Bolsa tem queda generalizada em dia de correção e geopolítica no radar

O Ibovespa opera em queda generalizada nesta quarta-feira (7), em movimento de correção após duas sessões seguidas de alta e com a manutenção da tensão geopolítica no radar dos investidores.

Por volta das 15h15, o principal índice do mercado doméstico perdia mais de 1%, na faixa de 162 mil pontos.

Segundo analistas, a queda pode ser explicada em três pontos: correção do índice com a realização de lucros após alta dos últimos pregões, dados fracos de emprego dos Estados Unidos e o efeito Trump sobre a Venezuela.

“Hoje é um dia clássico de aversão ao risco. O mercado subiu bem ontem, puxado pelas commodities, e hoje deve devolver parte desse ganho com o investidor gringo mais cauteloso com a economia americana, diminuindo o risco das carteiras”, afirma Davi Lelis, especialista da Valor Investimentos.

O ajuste do Ibovespa ocorre em meio à falta de novos catalisadores, diante do esvaziamento da agenda de indicadores no Brasil.

“Na ausência de dados, corrige. Se houver melhora lá fora, pode ser que aqui acompanhe.

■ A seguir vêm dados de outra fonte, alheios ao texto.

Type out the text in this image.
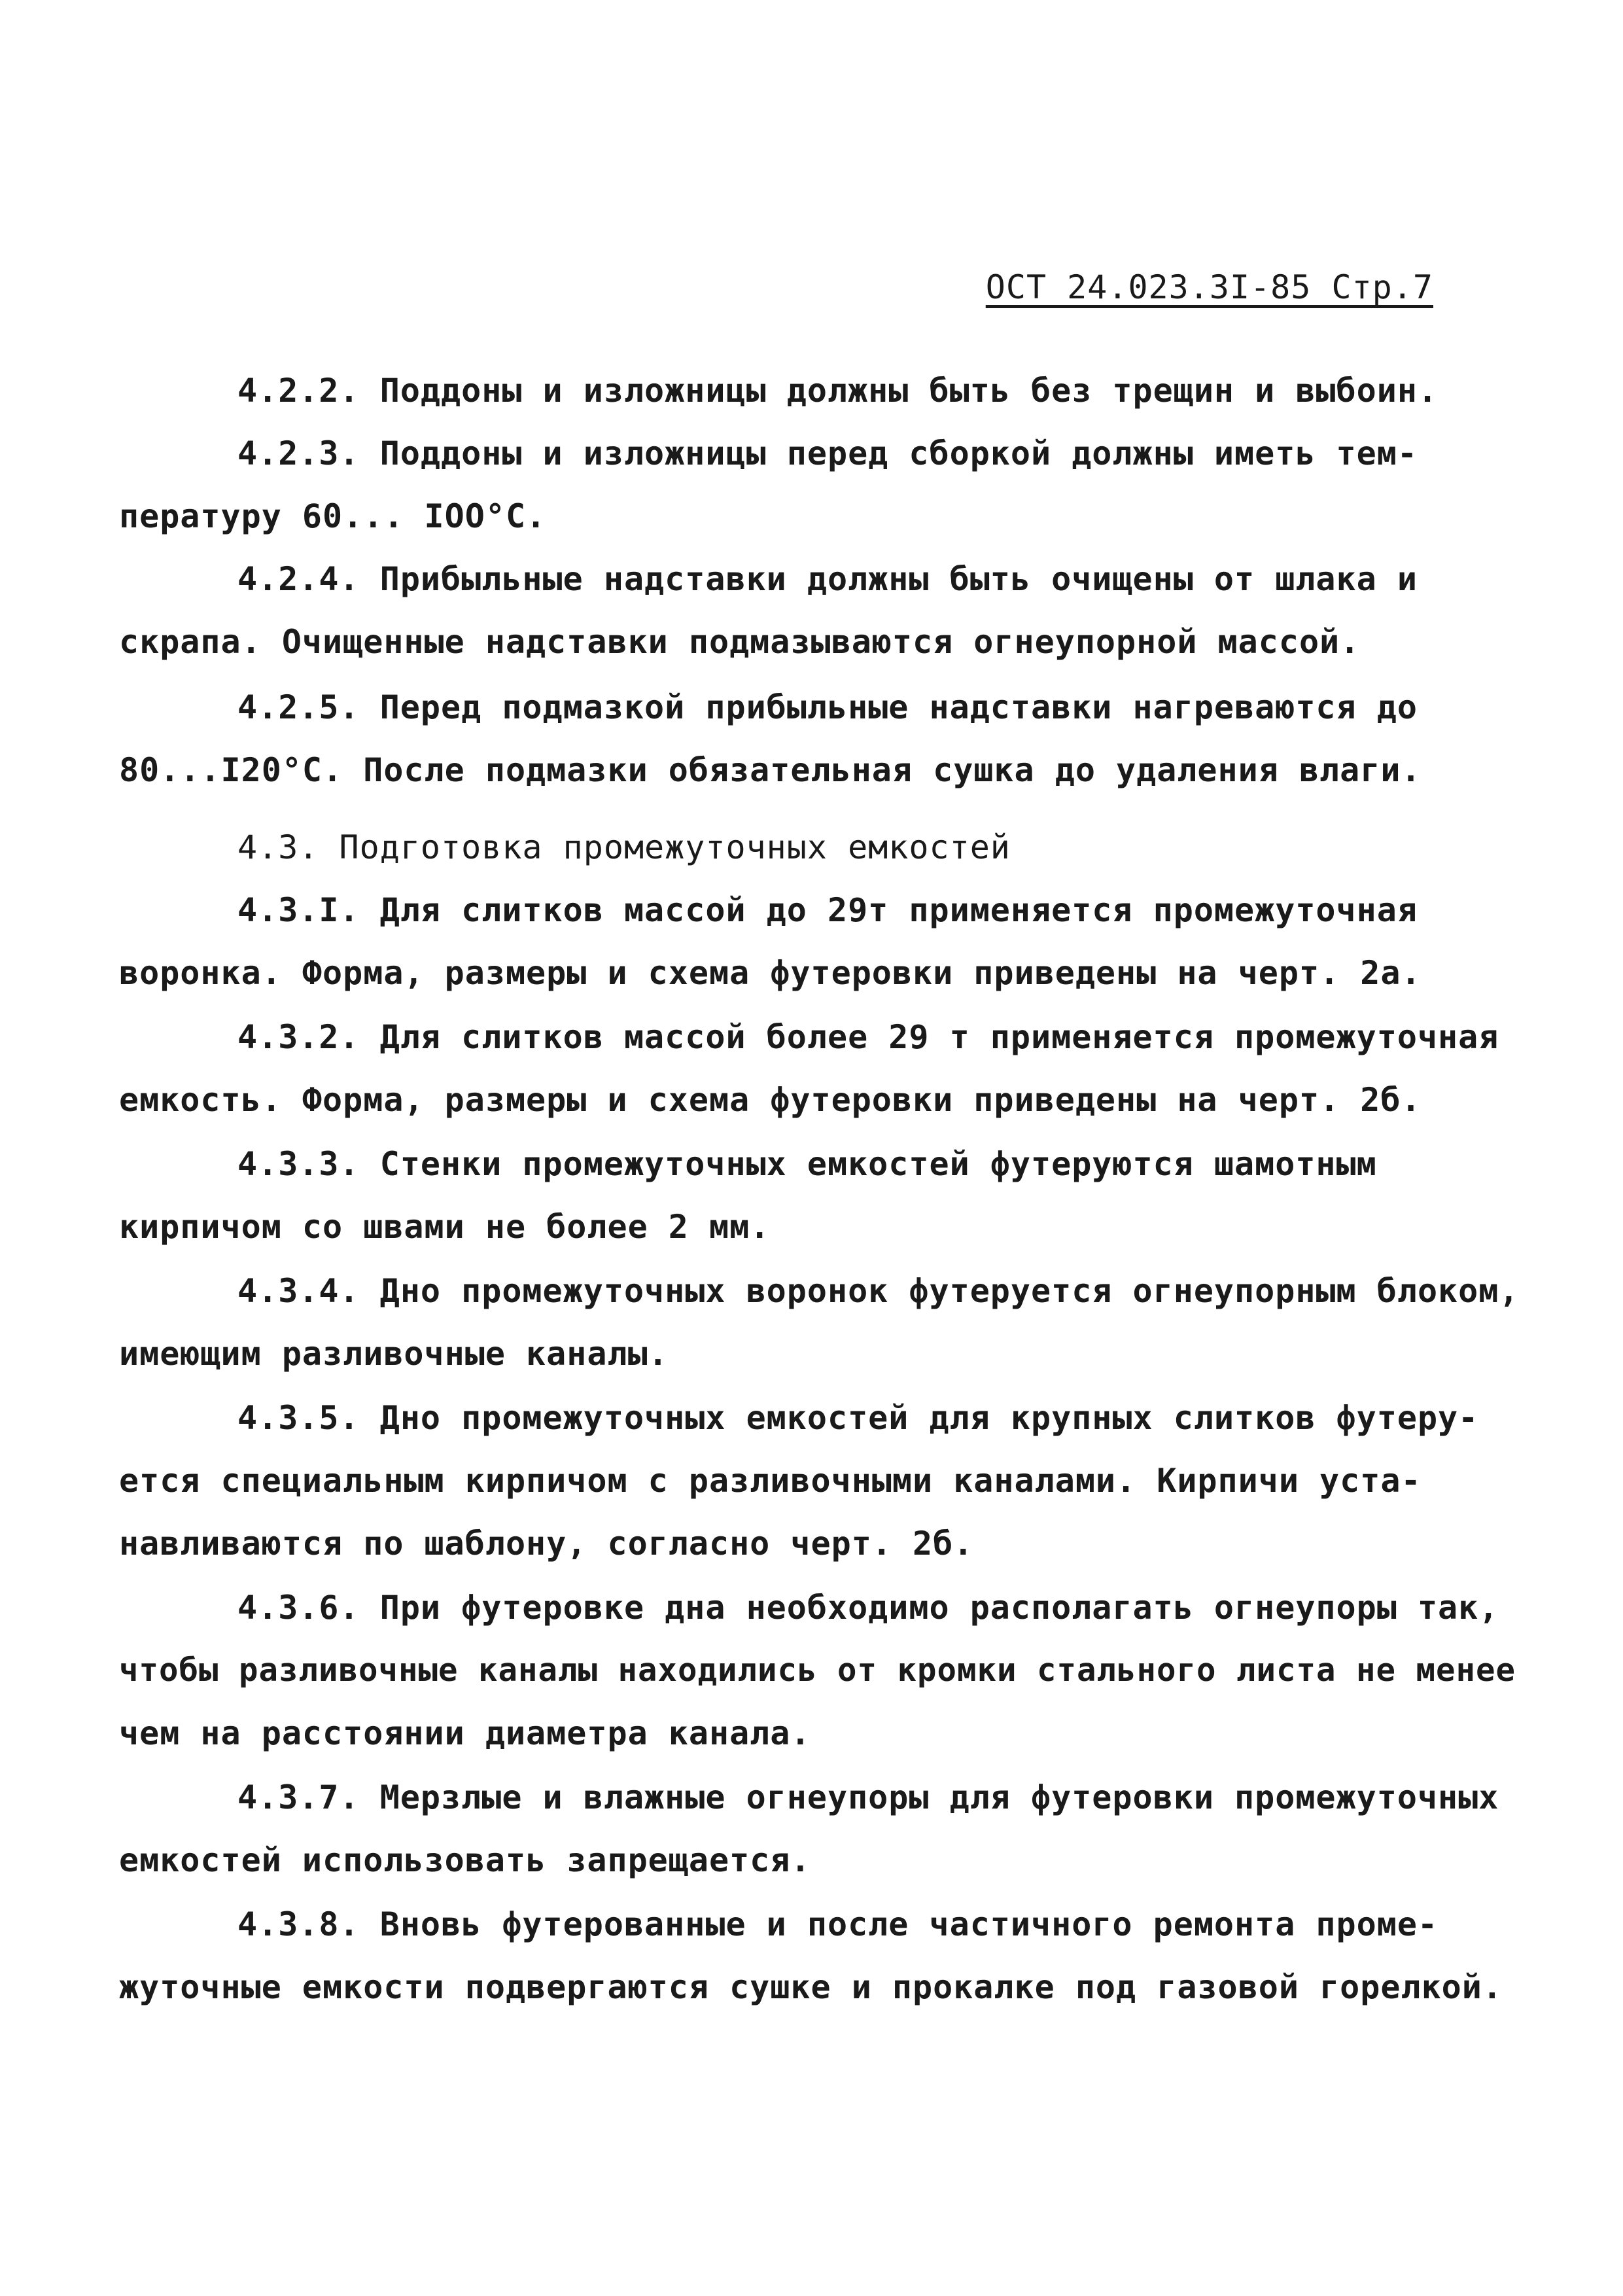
ОСТ 24.023.3I-85 Стр.7
4.2.2. Поддоны и изложницы должны быть без трещин и выбоин.
4.2.3. Поддоны и изложницы перед сборкой должны иметь тем-
пературу 60... IOO°C.
4.2.4. Прибыльные надставки должны быть очищены от шлака и
скрапа. Очищенные надставки подмазываются огнеупорной массой.
4.2.5. Перед подмазкой прибыльные надставки нагреваются до
80...I20°C. После подмазки обязательная сушка до удаления влаги.
4.3. Подготовка промежуточных емкостей
4.3.I. Для слитков массой до 29т применяется промежуточная
воронка. Форма, размеры и схема футеровки приведены на черт. 2а.
4.3.2. Для слитков массой более 29 т применяется промежуточная
емкость. Форма, размеры и схема футеровки приведены на черт. 2б.
4.3.3. Стенки промежуточных емкостей футеруются шамотным
кирпичом со швами не более 2 мм.
4.3.4. Дно промежуточных воронок футеруется огнеупорным блоком,
имеющим разливочные каналы.
4.3.5. Дно промежуточных емкостей для крупных слитков футеру-
ется специальным кирпичом с разливочными каналами. Кирпичи уста-
навливаются по шаблону, согласно черт. 2б.
4.3.6. При футеровке дна необходимо располагать огнеупоры так,
чтобы разливочные каналы находились от кромки стального листа не менее
чем на расстоянии диаметра канала.
4.3.7. Мерзлые и влажные огнеупоры для футеровки промежуточных
емкостей использовать запрещается.
4.3.8. Вновь футерованные и после частичного ремонта проме-
жуточные емкости подвергаются сушке и прокалке под газовой горелкой.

Até que saia algum vetor, o índice pode subir um pouquinho e depois corrigir”, diz Matheus Spiess, analista da Empiricus Research.

Para Filipe Villegas, estrategista de ações da Genial Investimentos, o setor bancário é destaque pela cautela do mercado financeiro em relação ao caso do Banco Master.

“As repercussões negativas na mídia, principalmente por questões políticas envolvendo o Banco Master, podem justificar o processo de realização de lucros. Temos um movimento geral de realização no Ibovespa, mas que foi intensificado por essa questão envolvendo o Master.”

Os mercados também continuam monitorando a crise geopolítica entre Venezuela e Estados Unidos, além de acompanharem as persistentes ameaças do presidente dos EUA, Donald Trump, de anexar a Groenlândia.

O petróleo tem desvalorização mais de 1%, em meio à declaração do presidente Donald Trump de que “autoridades interinas da Venezuela vão entregar entre 30 e 50 milhões de barris de petróleo aos EUA”.

Tão pouco anima o principal indicador da B3 o avanço do minério de ferro. Para Bruno Takeo, estrategista da Potenza Capital, pode ser que o mercado não veja essa alta da commodity como um movimento sustentável.

“Tem um fator técnico nessa questão, o estoque na China sobe na véspera do ano novo chinês. Então, pode ser que tenha correção depois que passar essa pressão compradora”, estima.

Um dos destaques da agenda econômica desta semana, o relatório de emprego nos EUA da ADP mostrou que o setor privado norte-americano abriu 41 mil postos de trabalho no mês passado. A expectativa de analistas era de geração de 48 mil postos de trabalho.

Para Lelis, da Valor Investimentos, o mercado gosta da estabilidade e os dados de emprego reacendem um medo de recessão nos Estados Unidos.

“Os dados vieram muito mais fracos do que o esperado. O mercado, até o fim de 2025, estava torcendo para dados mais fracos nos EUA para que houvesse uma queda de juros, mas dessa vez eles vieram muito mais fracos. O que acende um medo de que a economia americana esteja esfriando rápido demais com risco de recessão.”

Outro fator de destaque são os dados esperado para hoje no exterior, a pesquisa ADP mostrou a criação de 41 mil empregos em dezembro no setor privado dos EUA. A expectativa de analistas era de geração de 48 mil postos de trabalho. Além disso, o resultado de novembro foi revisado de corte de 32 mil vagas para retração de 29 mil.

* Com informações da Agência Estado.